That is the best explanation I could come up with when telling my team how I felt when coding, once again, after four years of not doing so.
Honestly, I don’t remember when was the first time I coded, nor the computer I used. It could have been the computer at school or my mom’s computer at her office. We didn’t have a computer at home until I was 14 years old. I am almost 100% positive that I coded for the first time using QBasic. During the years I learned several programming languages. I invested most of my time in C++ and Perl. Around five years ago I was investing most of my time coding part of Voice123 in Perl. Andrés Herrera & Milton Avila were also part of the original coding team of Voice123. Little by little I started to invest my time in other tasks: marketing, management, and product development. By the second half of 2004 I was not coding any longer. We have learned many things in Torrenegra since then. Our development methodology has significantly improved. I didn’t want to miss the fun, nor did I want my programming skills to get rusty. That is why I decided I would code something, even if it was small, for LetMeGo.
Following up on the “aha!” moment we had in reference to our ticketing system (Cockerr), I decided to code version 0.2 of it. By doing it myself I would get to code again and I would allow Germán to focus on another scope. The experience was awesome. I invested the first day setting up the development environment in my Mac. Next day I installed OTRS and learned about its architecture. OTRS is written in Perl.

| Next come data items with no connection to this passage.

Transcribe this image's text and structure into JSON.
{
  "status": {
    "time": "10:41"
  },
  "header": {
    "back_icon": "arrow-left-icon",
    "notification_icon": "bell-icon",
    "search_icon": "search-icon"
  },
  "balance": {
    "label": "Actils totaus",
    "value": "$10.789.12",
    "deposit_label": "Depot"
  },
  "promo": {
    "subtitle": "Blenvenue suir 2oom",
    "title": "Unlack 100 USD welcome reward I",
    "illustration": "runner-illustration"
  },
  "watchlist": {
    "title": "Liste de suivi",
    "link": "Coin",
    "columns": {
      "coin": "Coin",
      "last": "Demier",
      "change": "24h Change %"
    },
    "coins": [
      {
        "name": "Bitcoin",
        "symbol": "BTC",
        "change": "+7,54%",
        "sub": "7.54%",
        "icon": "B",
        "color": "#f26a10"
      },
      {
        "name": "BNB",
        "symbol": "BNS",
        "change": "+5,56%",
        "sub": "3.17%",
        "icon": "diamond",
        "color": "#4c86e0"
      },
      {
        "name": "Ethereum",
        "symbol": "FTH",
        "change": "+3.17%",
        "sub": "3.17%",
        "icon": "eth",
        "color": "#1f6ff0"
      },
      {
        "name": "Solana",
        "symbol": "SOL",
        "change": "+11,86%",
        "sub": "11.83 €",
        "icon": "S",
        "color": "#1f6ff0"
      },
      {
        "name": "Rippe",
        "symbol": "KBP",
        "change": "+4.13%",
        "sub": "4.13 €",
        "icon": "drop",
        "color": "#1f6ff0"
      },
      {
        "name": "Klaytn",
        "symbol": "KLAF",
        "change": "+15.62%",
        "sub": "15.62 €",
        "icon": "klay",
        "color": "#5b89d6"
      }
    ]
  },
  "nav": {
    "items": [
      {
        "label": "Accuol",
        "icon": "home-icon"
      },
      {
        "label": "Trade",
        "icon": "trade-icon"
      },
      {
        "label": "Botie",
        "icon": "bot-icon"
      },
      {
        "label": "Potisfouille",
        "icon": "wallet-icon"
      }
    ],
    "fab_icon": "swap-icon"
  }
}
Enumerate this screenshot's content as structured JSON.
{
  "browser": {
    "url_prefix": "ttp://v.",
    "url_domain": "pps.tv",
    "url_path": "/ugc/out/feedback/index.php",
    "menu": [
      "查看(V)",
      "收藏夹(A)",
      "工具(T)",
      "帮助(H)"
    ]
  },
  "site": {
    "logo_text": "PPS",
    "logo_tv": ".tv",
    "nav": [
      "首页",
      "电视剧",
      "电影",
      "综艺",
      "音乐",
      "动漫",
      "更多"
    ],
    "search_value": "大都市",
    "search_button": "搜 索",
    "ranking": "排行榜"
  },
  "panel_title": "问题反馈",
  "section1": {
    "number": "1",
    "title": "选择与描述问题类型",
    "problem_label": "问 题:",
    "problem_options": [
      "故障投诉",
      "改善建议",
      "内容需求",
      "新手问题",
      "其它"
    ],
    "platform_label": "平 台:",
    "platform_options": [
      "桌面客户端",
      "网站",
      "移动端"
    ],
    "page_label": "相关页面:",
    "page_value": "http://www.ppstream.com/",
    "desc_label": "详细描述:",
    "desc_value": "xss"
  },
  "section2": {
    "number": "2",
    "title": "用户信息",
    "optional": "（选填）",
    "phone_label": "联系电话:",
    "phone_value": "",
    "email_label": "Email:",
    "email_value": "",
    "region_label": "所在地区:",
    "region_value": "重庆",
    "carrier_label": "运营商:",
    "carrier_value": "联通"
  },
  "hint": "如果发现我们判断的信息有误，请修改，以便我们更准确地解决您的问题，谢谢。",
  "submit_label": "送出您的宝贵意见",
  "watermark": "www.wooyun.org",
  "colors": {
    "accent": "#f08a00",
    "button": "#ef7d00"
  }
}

The third day, with the help of the entire team, I set up a SOAP environment for OTRS so that other subsystems of the LetMeGo could connect to it. Finally, on Saturday, I learned something really new: PHP and CakePHP. I love CakePHP. CakePHP is very friendly. I know, I know: there many other frameworks that may be as friendly as CakePHP. Such is the case of Catalyst for Perl, Ruby on Rails, etc. In my opinion, CakePHP has many advantages: it is more popular than Catalyst and PHP is much, much quicker, than Ruby. What about Struts for Java? I haven’t used it, but colleagues have told me it is more strict than necessary for most web development applications.
I am almost half way through the development of Cockerr 0.2, but for now I have to go back to do product development: writing use cases, doing quality assurance, etc. I look forward to continue coding Cockerr as soon as I can… probably more than I look forward meeting some of my ex-girlfriends. Please don’t tell them, though.
By the way, thanks a lot to Andres, Henry, Germán, and Lucho for helping me out with the many questions I had.